Like most of Arreola’s stories, The Switchman’ can be interpreted in a variety of ways—as an allegory of the pitfalls of the Mexican train system, an existential horror story of life’s absurdities and human limitation, and the author’s desire to laugh in spite of the insanities of the world and human interaction. Because each style has its own formatting nuances that evolve over time and not all information is available for every reference entry or article, Encyclopedia.

As he gazes at the tracks that seem to melt away in the distance, an old man the switchman carrying a tiny red guardavujas appears from out of nowhere and proceeds to inform the stranger of the hazards of train travel in this country. The railroad tracks melting away in the distance represent the unknown future, while the ugardagujas network of uncompleted railroads evokes people’s vain efforts to put into effect rational schemes.
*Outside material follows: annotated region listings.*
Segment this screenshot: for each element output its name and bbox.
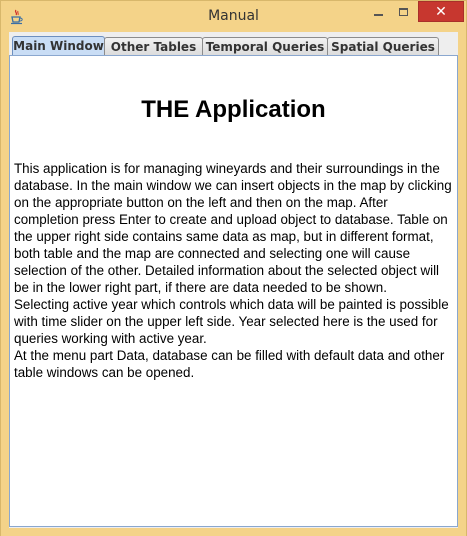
minimize-button[interactable] [367, 2, 389, 22]
close-button[interactable]: ✕ [418, 1, 464, 22]
document-body: This application is for managing wineyar… [14, 160, 452, 381]
tab-bar: Main Window Other Tables Temporal Querie… [12, 36, 439, 55]
paragraph-intro: This application is for managing wineyar… [14, 161, 452, 295]
maximize-button[interactable] [390, 2, 416, 22]
tab-main-window[interactable]: Main Window [12, 36, 105, 55]
tab-other-tables[interactable]: Other Tables [104, 37, 203, 55]
client-area: Main Window Other Tables Temporal Querie… [9, 32, 458, 528]
tab-spatial-queries[interactable]: Spatial Queries [327, 37, 439, 55]
close-icon: ✕ [435, 3, 447, 20]
document-heading: THE Application [141, 96, 326, 123]
manual-content-panel[interactable]: THE Application This application is for … [9, 55, 458, 527]
minimize-icon [373, 14, 383, 16]
window-bottom-border [1, 528, 466, 536]
maximize-icon [398, 8, 408, 16]
title-bar[interactable]: Manual ✕ [1, 1, 466, 32]
paragraph-active-year: Selecting active year which controls whi… [14, 297, 449, 346]
paragraph-menu-data: At the menu part Data, database can be f… [14, 348, 445, 380]
tab-temporal-queries[interactable]: Temporal Queries [202, 37, 328, 55]
manual-window: Manual ✕ Main Window Other Tables Tempor… [0, 0, 467, 536]
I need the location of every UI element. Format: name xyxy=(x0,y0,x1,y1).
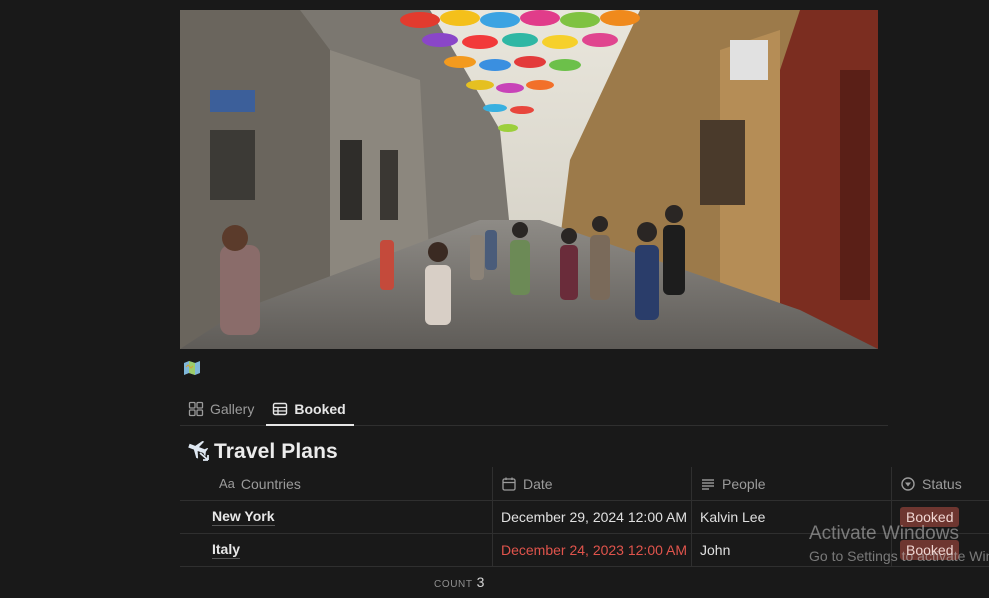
text-aa-icon: Aa xyxy=(219,476,235,491)
view-tabs: Gallery Booked xyxy=(180,392,888,426)
cell-people[interactable]: Kalvin Lee xyxy=(691,501,891,533)
map-emoji-icon[interactable] xyxy=(183,360,201,376)
count-value: 3 xyxy=(476,574,485,590)
people-value: John xyxy=(700,542,731,558)
cell-country[interactable]: New York xyxy=(180,501,492,533)
column-header-date[interactable]: Date xyxy=(492,467,691,500)
column-header-status[interactable]: Status xyxy=(891,467,989,500)
tab-gallery[interactable]: Gallery xyxy=(180,392,262,425)
tab-booked-label: Booked xyxy=(294,400,346,417)
cell-status[interactable]: Booked xyxy=(891,501,989,533)
cover-image[interactable] xyxy=(180,10,878,349)
column-header-label: People xyxy=(722,475,766,492)
table-row[interactable]: New York December 29, 2024 12:00 AM Kalv… xyxy=(180,501,989,534)
gallery-grid-icon xyxy=(188,401,204,417)
column-header-label: Status xyxy=(922,475,962,492)
table-header: Aa Countries Date People Status xyxy=(180,467,989,501)
database-table: Aa Countries Date People Status New York… xyxy=(180,467,989,567)
status-badge: Booked xyxy=(900,507,960,527)
table-icon xyxy=(272,401,288,417)
tab-booked[interactable]: Booked xyxy=(264,392,355,426)
calendar-icon xyxy=(501,476,517,492)
column-header-people[interactable]: People xyxy=(691,467,891,500)
cell-date[interactable]: December 24, 2023 12:00 AM - xyxy=(492,534,691,566)
count-label: COUNT xyxy=(434,579,473,590)
table-count[interactable]: COUNT 3 xyxy=(434,574,484,590)
status-badge: Booked xyxy=(900,540,960,560)
cell-people[interactable]: John xyxy=(691,534,891,566)
people-value: Kalvin Lee xyxy=(700,509,766,525)
column-header-label: Countries xyxy=(240,475,301,492)
database-title[interactable]: Travel Plans xyxy=(186,438,338,466)
airplane-arrow-icon xyxy=(186,438,210,467)
date-value: December 24, 2023 12:00 AM - xyxy=(501,542,691,558)
status-icon xyxy=(900,476,916,492)
table-row[interactable]: Italy December 24, 2023 12:00 AM - John … xyxy=(180,534,989,567)
database-title-text: Travel Plans xyxy=(214,440,338,463)
notion-page: Gallery Booked Travel Plans Aa Countries… xyxy=(0,0,989,598)
tab-gallery-label: Gallery xyxy=(210,400,255,417)
column-header-countries[interactable]: Aa Countries xyxy=(180,467,492,500)
cell-date[interactable]: December 29, 2024 12:00 AM xyxy=(492,501,691,533)
cell-status[interactable]: Booked xyxy=(891,534,989,566)
row-title-link[interactable]: New York xyxy=(212,508,275,526)
row-title-link[interactable]: Italy xyxy=(212,541,241,559)
cover-street-illustration xyxy=(180,10,878,349)
column-header-label: Date xyxy=(523,475,553,492)
date-value: December 29, 2024 12:00 AM xyxy=(501,509,688,525)
text-lines-icon xyxy=(700,476,716,492)
cell-country[interactable]: Italy xyxy=(180,534,492,566)
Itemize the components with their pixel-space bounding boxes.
From Wikipedia, the free encyclopedia. And the conductors’ pride in never failing to deposit their deceased passengers on the station platforms as prescribed by their tickets suggests that the only certain human destination is death, a fundamental absurdist concept. The image immediately thereafter of the tiny red lantern swinging back and forth before the onrushing train conveys the story’s principal theme: A stranger carrying a large suitcase runs towards a train station, and manages to arrive exactly at the time that his train bound for a town identified only as T.

As demonstrated by its numerous interpretations, “The Switchman” is fraught with ambiguity. The horrified stranger, who keeps insisting that he must arrive at destination T the next day, is therefore advised to rent a room in a nearby inn, an ash-colored building resembling a jail where would-be travelers are lodged.
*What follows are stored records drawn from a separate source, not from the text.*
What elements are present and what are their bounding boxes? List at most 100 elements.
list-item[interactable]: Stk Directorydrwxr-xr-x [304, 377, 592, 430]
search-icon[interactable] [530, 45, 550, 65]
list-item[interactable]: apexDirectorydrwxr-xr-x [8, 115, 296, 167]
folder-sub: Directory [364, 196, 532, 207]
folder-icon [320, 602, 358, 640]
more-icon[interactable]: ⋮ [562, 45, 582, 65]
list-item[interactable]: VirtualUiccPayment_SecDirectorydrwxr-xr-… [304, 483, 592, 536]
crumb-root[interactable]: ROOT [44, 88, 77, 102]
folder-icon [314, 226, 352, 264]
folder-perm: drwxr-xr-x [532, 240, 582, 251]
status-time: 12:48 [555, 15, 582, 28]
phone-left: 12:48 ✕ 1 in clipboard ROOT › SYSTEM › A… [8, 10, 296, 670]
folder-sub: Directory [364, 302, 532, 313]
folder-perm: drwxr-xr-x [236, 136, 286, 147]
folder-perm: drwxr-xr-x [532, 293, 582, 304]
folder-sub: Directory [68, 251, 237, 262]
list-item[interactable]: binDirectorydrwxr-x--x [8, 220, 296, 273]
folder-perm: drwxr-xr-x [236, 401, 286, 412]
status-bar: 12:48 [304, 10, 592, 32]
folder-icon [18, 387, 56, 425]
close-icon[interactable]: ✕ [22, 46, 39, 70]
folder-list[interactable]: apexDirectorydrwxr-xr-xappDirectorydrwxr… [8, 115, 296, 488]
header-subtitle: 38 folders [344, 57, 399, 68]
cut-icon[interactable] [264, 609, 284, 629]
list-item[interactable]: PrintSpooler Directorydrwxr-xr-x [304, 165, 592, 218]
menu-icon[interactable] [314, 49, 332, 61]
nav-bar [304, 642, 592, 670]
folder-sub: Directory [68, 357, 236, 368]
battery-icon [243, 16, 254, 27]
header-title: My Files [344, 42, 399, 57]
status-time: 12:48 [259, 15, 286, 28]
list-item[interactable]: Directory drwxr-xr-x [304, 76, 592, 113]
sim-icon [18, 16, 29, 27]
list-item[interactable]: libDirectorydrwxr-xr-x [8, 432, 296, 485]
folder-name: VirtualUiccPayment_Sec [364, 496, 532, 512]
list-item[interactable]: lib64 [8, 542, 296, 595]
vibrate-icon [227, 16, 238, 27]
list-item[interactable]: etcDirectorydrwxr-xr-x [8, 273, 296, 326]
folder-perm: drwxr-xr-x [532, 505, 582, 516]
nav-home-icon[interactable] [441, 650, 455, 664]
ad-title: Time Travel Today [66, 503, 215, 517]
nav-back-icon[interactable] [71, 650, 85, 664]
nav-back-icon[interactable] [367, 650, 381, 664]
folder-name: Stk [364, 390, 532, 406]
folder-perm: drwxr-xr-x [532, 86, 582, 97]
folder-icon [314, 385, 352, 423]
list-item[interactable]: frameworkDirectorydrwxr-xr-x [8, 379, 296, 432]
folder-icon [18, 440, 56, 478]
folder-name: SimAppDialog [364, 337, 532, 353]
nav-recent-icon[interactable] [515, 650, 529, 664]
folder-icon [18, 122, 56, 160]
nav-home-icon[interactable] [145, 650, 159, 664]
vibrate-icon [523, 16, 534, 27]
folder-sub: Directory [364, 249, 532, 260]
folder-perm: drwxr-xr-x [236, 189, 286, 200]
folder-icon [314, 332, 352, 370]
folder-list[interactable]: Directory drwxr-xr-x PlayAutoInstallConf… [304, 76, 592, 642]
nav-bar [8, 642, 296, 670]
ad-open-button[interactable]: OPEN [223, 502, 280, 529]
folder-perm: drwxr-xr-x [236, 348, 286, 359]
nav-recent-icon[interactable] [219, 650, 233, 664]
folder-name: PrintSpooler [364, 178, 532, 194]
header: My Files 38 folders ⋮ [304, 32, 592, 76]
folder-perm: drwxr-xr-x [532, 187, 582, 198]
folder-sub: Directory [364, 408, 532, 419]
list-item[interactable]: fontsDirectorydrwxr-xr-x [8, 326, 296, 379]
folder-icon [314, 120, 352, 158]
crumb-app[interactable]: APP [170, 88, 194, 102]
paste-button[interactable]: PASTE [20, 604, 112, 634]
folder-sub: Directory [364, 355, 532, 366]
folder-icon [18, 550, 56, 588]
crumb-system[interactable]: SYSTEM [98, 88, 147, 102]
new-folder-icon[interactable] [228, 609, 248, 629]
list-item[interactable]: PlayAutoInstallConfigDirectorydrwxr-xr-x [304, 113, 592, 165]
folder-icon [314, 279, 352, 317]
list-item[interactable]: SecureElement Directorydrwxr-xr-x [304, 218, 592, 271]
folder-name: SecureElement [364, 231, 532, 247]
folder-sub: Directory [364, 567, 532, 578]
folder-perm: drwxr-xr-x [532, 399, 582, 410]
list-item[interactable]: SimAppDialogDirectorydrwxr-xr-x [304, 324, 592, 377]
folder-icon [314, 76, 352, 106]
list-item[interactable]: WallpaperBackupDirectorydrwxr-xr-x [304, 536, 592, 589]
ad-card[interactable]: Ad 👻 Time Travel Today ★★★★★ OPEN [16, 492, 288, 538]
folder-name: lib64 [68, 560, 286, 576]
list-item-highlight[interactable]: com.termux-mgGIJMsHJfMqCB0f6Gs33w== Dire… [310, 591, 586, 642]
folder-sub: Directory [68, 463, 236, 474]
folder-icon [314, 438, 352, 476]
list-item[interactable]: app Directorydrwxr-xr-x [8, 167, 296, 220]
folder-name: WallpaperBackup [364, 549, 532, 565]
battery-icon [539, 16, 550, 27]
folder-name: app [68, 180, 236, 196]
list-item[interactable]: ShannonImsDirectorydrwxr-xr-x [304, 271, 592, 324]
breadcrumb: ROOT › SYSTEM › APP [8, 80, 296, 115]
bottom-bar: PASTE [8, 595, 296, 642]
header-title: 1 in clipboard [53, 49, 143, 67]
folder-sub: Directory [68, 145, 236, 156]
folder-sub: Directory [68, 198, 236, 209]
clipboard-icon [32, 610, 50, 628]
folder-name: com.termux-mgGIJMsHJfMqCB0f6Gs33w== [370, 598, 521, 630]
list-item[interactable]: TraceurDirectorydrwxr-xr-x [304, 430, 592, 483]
As the man speculates about where his train might be, he feels a touch on his shoulder and turns to see a small old man dressed like a railroader and carrying a lantern.

The stranger argues that he should be able to go to T. Retrieved December 31, from Encyclopedia. The stranger is also told it should make no difference to him whether or not he reaches T, that once he is on jaun train his life “will indeed take on some direction.